Wow . . . I have no words. You and your family are in my thoughts and prayers.

Lynn K said...

That is a lot to take in, I can't imagine. I have a friend who had option 2 done (for a different reason). She is the mother of twins. The surgery was done several years ago and she is doing great. There are still many steps before decisions are made. Stay strong.

Smitha Mathew said...

Praying it won't grow at all.

These decisions are so difficult. After one of my family members went through a difficult medical situation I had read somewhere that there was a research service which for pay, can collect different research material on a subject. Might want to google for it if you need latest research information.

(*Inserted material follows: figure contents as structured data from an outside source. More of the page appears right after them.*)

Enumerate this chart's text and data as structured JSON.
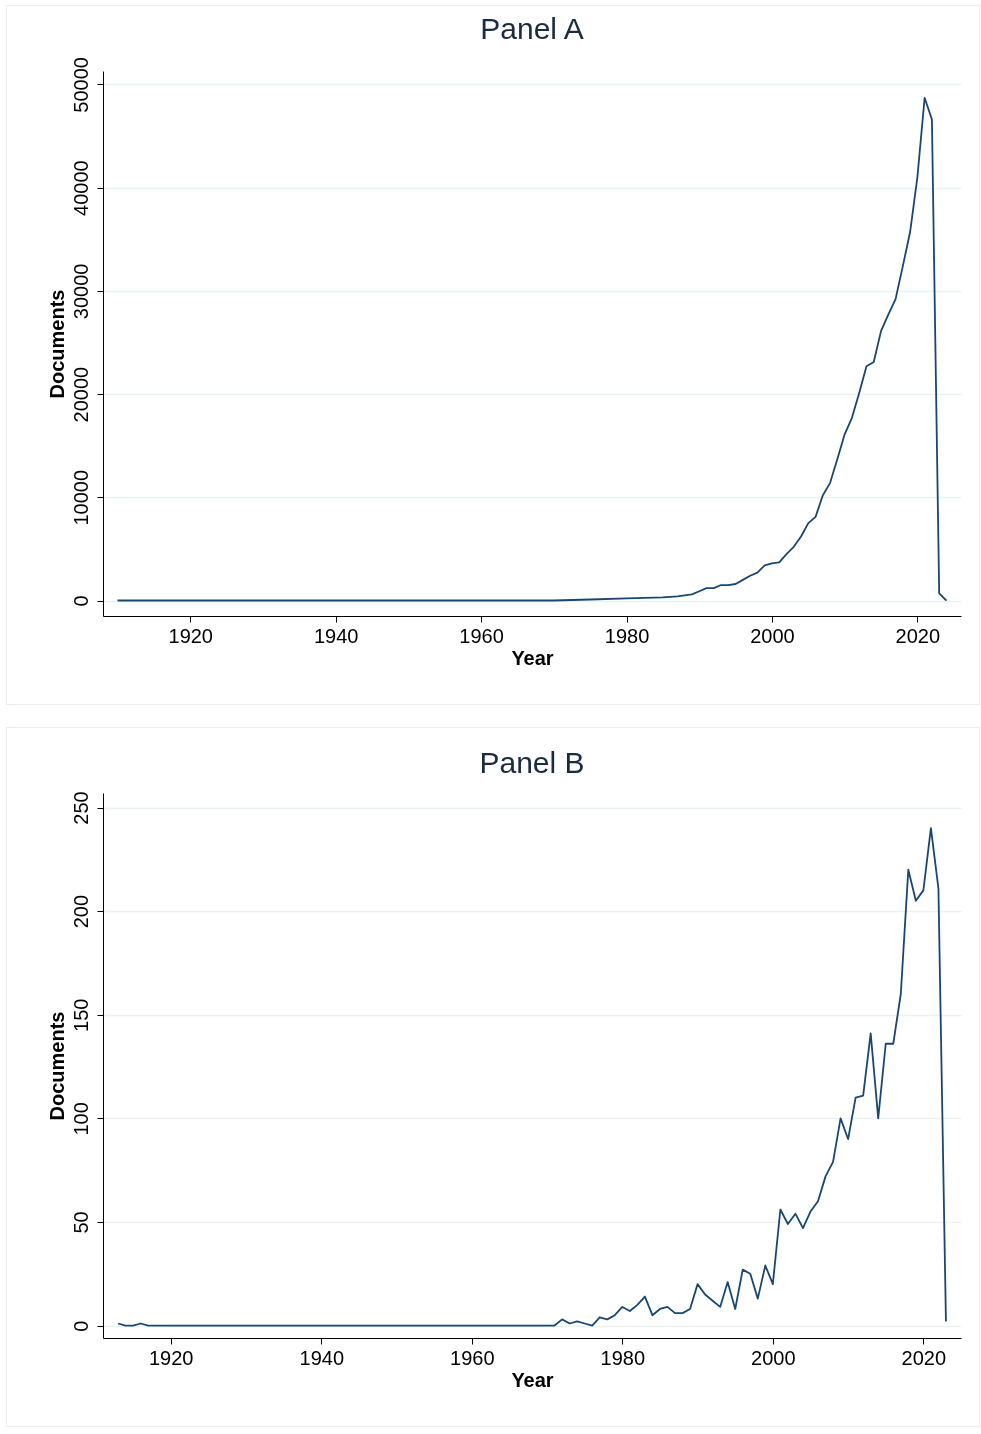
{
  "chart_data": [
    {
      "type": "line",
      "title": "Panel A",
      "xlabel": "Year",
      "ylabel": "Documents",
      "color": "#1a476f",
      "grid": "y",
      "x": [
        1910,
        1920,
        1930,
        1940,
        1950,
        1960,
        1965,
        1970,
        1975,
        1980,
        1985,
        1987,
        1988,
        1989,
        1990,
        1991,
        1992,
        1993,
        1994,
        1995,
        1996,
        1997,
        1998,
        1999,
        2000,
        2001,
        2002,
        2003,
        2004,
        2005,
        2006,
        2007,
        2008,
        2009,
        2010,
        2011,
        2012,
        2013,
        2014,
        2015,
        2016,
        2017,
        2018,
        2019,
        2020,
        2021,
        2022,
        2023,
        2024
      ],
      "values": [
        0,
        0,
        0,
        0,
        0,
        0,
        0,
        0,
        100,
        200,
        300,
        400,
        500,
        600,
        900,
        1200,
        1200,
        1500,
        1500,
        1600,
        2000,
        2400,
        2700,
        3400,
        3600,
        3700,
        4500,
        5200,
        6200,
        7500,
        8100,
        10200,
        11400,
        13700,
        16100,
        17700,
        20100,
        22700,
        23100,
        26100,
        27700,
        29200,
        32400,
        35700,
        41000,
        48700,
        46600,
        700,
        0
      ],
      "xlim": [
        1908,
        2026
      ],
      "xticks": [
        1920,
        1940,
        1960,
        1980,
        2000,
        2020
      ],
      "ylim": [
        -1500,
        51300
      ],
      "yticks": [
        0,
        10000,
        20000,
        30000,
        40000,
        50000
      ]
    },
    {
      "type": "line",
      "title": "Panel B",
      "xlabel": "Year",
      "ylabel": "Documents",
      "color": "#1a476f",
      "grid": "y",
      "x": [
        1913,
        1914,
        1915,
        1916,
        1917,
        1970,
        1971,
        1972,
        1973,
        1974,
        1975,
        1976,
        1977,
        1978,
        1979,
        1980,
        1981,
        1982,
        1983,
        1984,
        1985,
        1986,
        1987,
        1988,
        1989,
        1990,
        1991,
        1992,
        1993,
        1994,
        1995,
        1996,
        1997,
        1998,
        1999,
        2000,
        2001,
        2002,
        2003,
        2004,
        2005,
        2006,
        2007,
        2008,
        2009,
        2010,
        2011,
        2012,
        2013,
        2014,
        2015,
        2016,
        2017,
        2018,
        2019,
        2020,
        2021,
        2022,
        2023
      ],
      "values": [
        1,
        0,
        0,
        1,
        0,
        0,
        0,
        3,
        1,
        2,
        1,
        0,
        4,
        3,
        5,
        9,
        7,
        10,
        14,
        5,
        8,
        9,
        6,
        6,
        8,
        20,
        15,
        12,
        9,
        21,
        8,
        27,
        25,
        13,
        29,
        20,
        56,
        49,
        54,
        47,
        55,
        60,
        72,
        79,
        100,
        90,
        110,
        111,
        141,
        100,
        136,
        136,
        160,
        220,
        205,
        210,
        240,
        211,
        2
      ],
      "xlim": [
        1911,
        2025
      ],
      "xticks": [
        1920,
        1940,
        1960,
        1980,
        2000,
        2020
      ],
      "ylim": [
        -6,
        257
      ],
      "yticks": [
        0,
        50,
        100,
        150,
        200,
        250
      ]
    }
  ]
}
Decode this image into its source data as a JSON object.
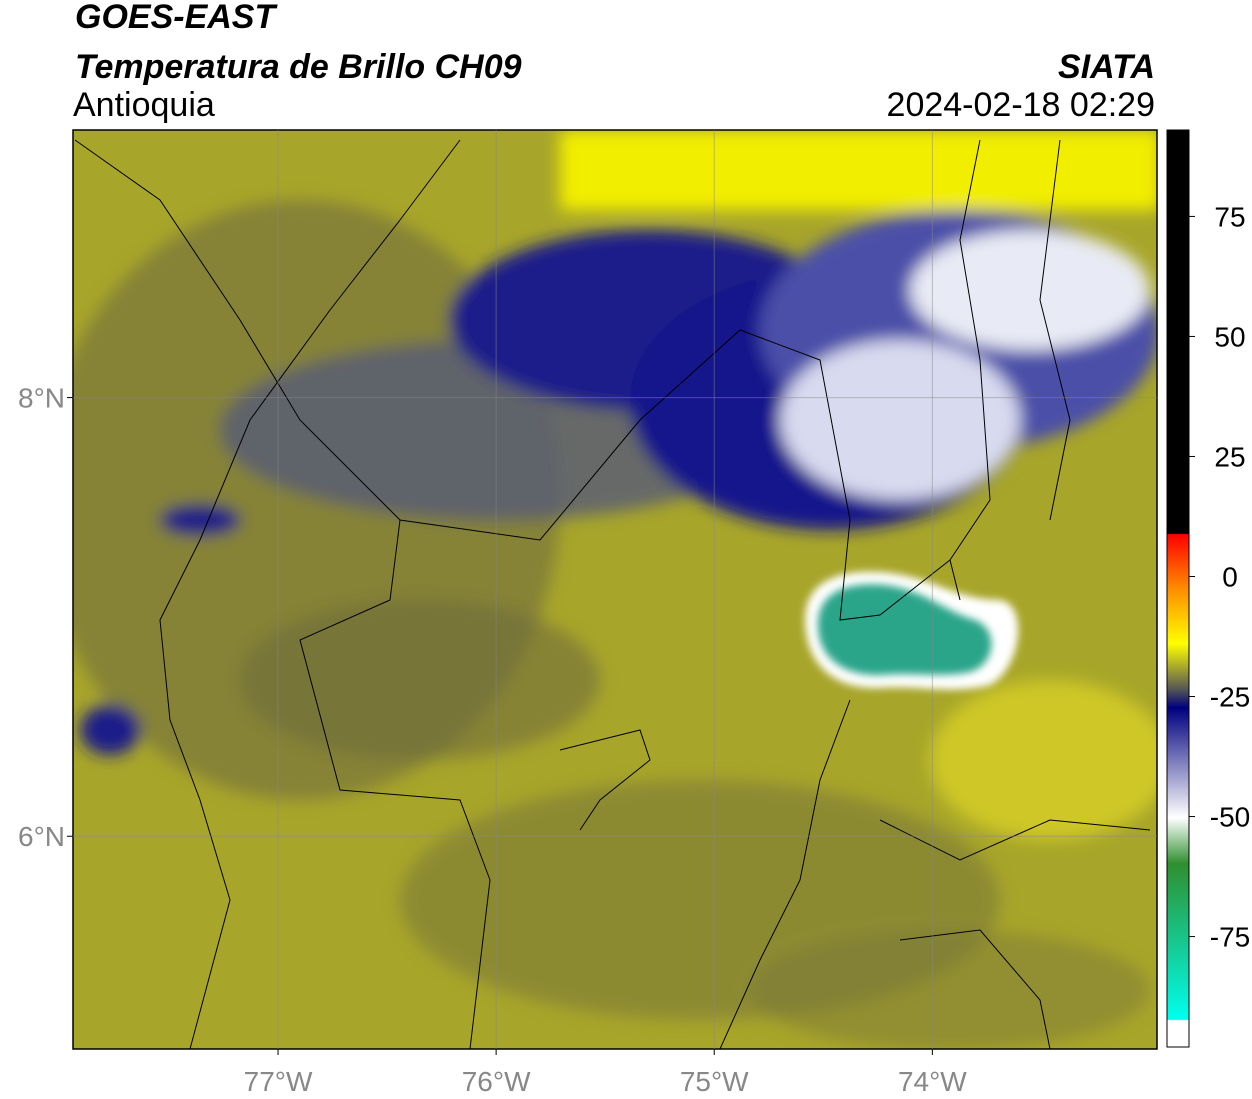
{
  "header": {
    "line1": "GOES-EAST",
    "line2": "Temperatura de Brillo CH09",
    "region": "Antioquia",
    "source": "SIATA",
    "datetime": "2024-02-18 02:29"
  },
  "map": {
    "xlim": [
      -77.94,
      -72.97
    ],
    "ylim": [
      5.03,
      9.22
    ],
    "xticks": [
      {
        "value": -77,
        "label": "77°W"
      },
      {
        "value": -76,
        "label": "76°W"
      },
      {
        "value": -75,
        "label": "75°W"
      },
      {
        "value": -74,
        "label": "74°W"
      }
    ],
    "yticks": [
      {
        "value": 8,
        "label": "8°N"
      },
      {
        "value": 6,
        "label": "6°N"
      }
    ],
    "grid": true
  },
  "colorbar": {
    "lim": [
      -98,
      93
    ],
    "ticks": [
      75,
      50,
      25,
      0,
      -25,
      -50,
      -75
    ]
  }
}
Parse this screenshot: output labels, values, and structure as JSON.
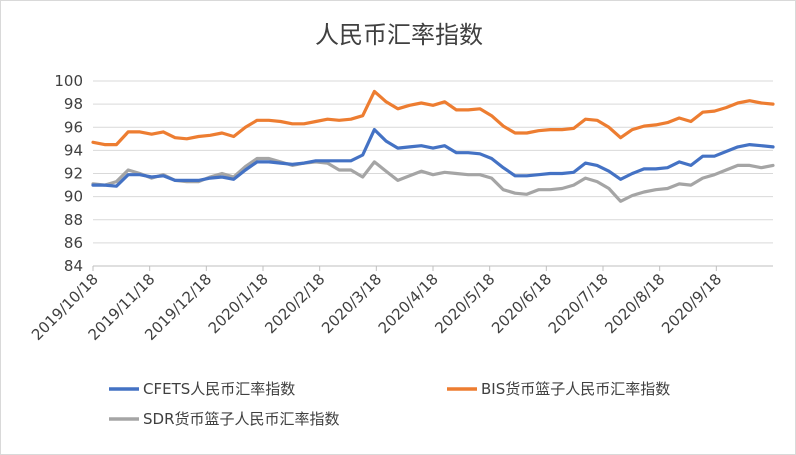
{
  "chart_data": {
    "type": "line",
    "title": "人民币汇率指数",
    "xlabel": "",
    "ylabel": "",
    "ylim": [
      84,
      100
    ],
    "yticks": [
      84,
      86,
      88,
      90,
      92,
      94,
      96,
      98,
      100
    ],
    "x_tick_labels": [
      "2019/10/18",
      "2019/11/18",
      "2019/12/18",
      "2020/1/18",
      "2020/2/18",
      "2020/3/18",
      "2020/4/18",
      "2020/5/18",
      "2020/6/18",
      "2020/7/18",
      "2020/8/18",
      "2020/9/18"
    ],
    "x": [
      "2019/10/18",
      "2019/10/25",
      "2019/11/1",
      "2019/11/8",
      "2019/11/15",
      "2019/11/22",
      "2019/11/29",
      "2019/12/6",
      "2019/12/13",
      "2019/12/20",
      "2019/12/27",
      "2020/1/3",
      "2020/1/10",
      "2020/1/17",
      "2020/1/24",
      "2020/1/31",
      "2020/2/7",
      "2020/2/14",
      "2020/2/21",
      "2020/2/28",
      "2020/3/6",
      "2020/3/13",
      "2020/3/20",
      "2020/3/27",
      "2020/4/3",
      "2020/4/10",
      "2020/4/17",
      "2020/4/24",
      "2020/5/1",
      "2020/5/8",
      "2020/5/15",
      "2020/5/22",
      "2020/5/29",
      "2020/6/5",
      "2020/6/12",
      "2020/6/19",
      "2020/6/26",
      "2020/7/3",
      "2020/7/10",
      "2020/7/17",
      "2020/7/24",
      "2020/7/31",
      "2020/8/7",
      "2020/8/14",
      "2020/8/21",
      "2020/8/28",
      "2020/9/4",
      "2020/9/11",
      "2020/9/18",
      "2020/9/25",
      "2020/10/2",
      "2020/10/9"
    ],
    "series": [
      {
        "name": "CFETS人民币汇率指数",
        "color": "#4472c4",
        "values": [
          91.0,
          91.0,
          90.9,
          91.9,
          91.9,
          91.7,
          91.8,
          91.4,
          91.4,
          91.4,
          91.6,
          91.7,
          91.5,
          92.3,
          93.0,
          93.0,
          92.9,
          92.8,
          92.9,
          93.1,
          93.1,
          93.1,
          93.1,
          93.6,
          95.8,
          94.8,
          94.2,
          94.3,
          94.4,
          94.2,
          94.4,
          93.8,
          93.8,
          93.7,
          93.3,
          92.5,
          91.8,
          91.8,
          91.9,
          92.0,
          92.0,
          92.1,
          92.9,
          92.7,
          92.2,
          91.5,
          92.0,
          92.4,
          92.4,
          92.5,
          93.0,
          92.7
        ]
      },
      {
        "name": "BIS货币篮子人民币汇率指数",
        "color": "#ed7d31",
        "values": [
          94.7,
          94.5,
          94.5,
          95.6,
          95.6,
          95.4,
          95.6,
          95.1,
          95.0,
          95.2,
          95.3,
          95.5,
          95.2,
          96.0,
          96.6,
          96.6,
          96.5,
          96.3,
          96.3,
          96.5,
          96.7,
          96.6,
          96.7,
          97.0,
          99.1,
          98.2,
          97.6,
          97.9,
          98.1,
          97.9,
          98.2,
          97.5,
          97.5,
          97.6,
          97.0,
          96.1,
          95.5,
          95.5,
          95.7,
          95.8,
          95.8,
          95.9,
          96.7,
          96.6,
          96.0,
          95.1,
          95.8,
          96.1,
          96.2,
          96.4,
          96.8,
          96.5
        ]
      },
      {
        "name": "SDR货币篮子人民币汇率指数",
        "color": "#a5a5a5",
        "values": [
          91.1,
          91.0,
          91.3,
          92.3,
          92.0,
          91.6,
          91.9,
          91.4,
          91.3,
          91.3,
          91.7,
          92.0,
          91.7,
          92.6,
          93.3,
          93.3,
          93.0,
          92.7,
          92.9,
          93.0,
          92.9,
          92.3,
          92.3,
          91.7,
          93.0,
          92.2,
          91.4,
          91.8,
          92.2,
          91.9,
          92.1,
          92.0,
          91.9,
          91.9,
          91.6,
          90.6,
          90.3,
          90.2,
          90.6,
          90.6,
          90.7,
          91.0,
          91.6,
          91.3,
          90.7,
          89.6,
          90.1,
          90.4,
          90.6,
          90.7,
          91.1,
          91.0
        ]
      }
    ],
    "extra_tail": {
      "CFETS人民币汇率指数": [
        93.5,
        93.5,
        93.9,
        94.3,
        94.5,
        94.4,
        94.3
      ],
      "BIS货币篮子人民币汇率指数": [
        97.3,
        97.4,
        97.7,
        98.1,
        98.3,
        98.1,
        98.0
      ],
      "SDR货币篮子人民币汇率指数": [
        91.6,
        91.9,
        92.3,
        92.7,
        92.7,
        92.5,
        92.7
      ]
    },
    "grid": true,
    "legend_position": "bottom"
  }
}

Also, even if you think you have the best teams always get second and third opinion. Mayo clinic is not too far from Chicago. If there is any special facility in Minneapolis area, you can come and stay with us.


mommy of 2 said...

um, What the...
You really, seriously, need a "normal" year. whoa. But you do have two toddler girls in your life so I don't see "normal" coming any time in your future. LOL I'm glad to hear it's not terrible news but sad to hear it's not a quick fix either.

ashley said...

That is a lot to take in. I'm relieved to hear that you got into the study. It sounds like you have a great team of medical professionals supporting you. You are in my thoughts and prayers!

"M" said...

Just catching up with you and WOW, I cannot beleive all that is going on in your world. Sending lots of positive thoughts your way.

Jodie said...

I agree...this is a whole lot to take in and process. Deep breaths. We're all standing behind you, beside you....with you, my friend. I'll be sure and stock up on the Dramamine for this crazy ride. It's looking like there may be a few sharp curves along the way and we can't have you throwing up everywhere. It's hard to think straight when you're nauseated...and you'll definitely want to think straight. :) Love and hugs, my friend!!! xoxoxoxox

Elizabeth said...

Oh Lisa! You have some difficult decisions to make. It is good to hear that the doctors don't want you under the knife next week and feel that monitoring it for a month or so won't do too much harm. Would shrinking it with tamoxifen make the surgery any easier for them? Take care. Sending all my positive thoughts and prayers your way.

ashley said...

Just wanted to come back and say that I think it is smart to not make a quick decision. Obviously, listen to your doctors but also get as much info on your type of cancer as you can. Maybe that means a second opinion? I went into my surgery thinking they were going to remove a small and slow growing tumor. Woke up in recovery to the news that I had been given a complete hysterectomy. Yes, I'm glad that did what they needed to do because I am here and healthy but I definitely would have liked to know all potential outcomes before hand. I am thinking only the best possible thoughts for you. You are doing a great job with all of this being thrown at you.

Blessedbabs said...

Lisa, SO happy to hear that this isn't a fast growing deadly cancer, but so very sorry that it is going to be such a long and bumpy ride for you. I agree on the second opinion, and also the question asked about whether Tamoxifen could shrink it making it any easier to remove. Our prayers will continue to be with you throughout it all!

Susan said...

Do you even LIKE roller coasters?? If you did before, probably no longer. As a bit of encouragement, Carolyn's very-serious-inoperable-brain-tumor is being controlled with a special IV-drip treatment. Medicine has come up with some amazing things. I'm sure your doctors and you and Len will decide upon the right combination of treatments. Carolyn has MRIs every month or so, too, and that seems to be the key to staying on top of it all.
So, should I send you some dramamine to go with whatever other meds they put you on?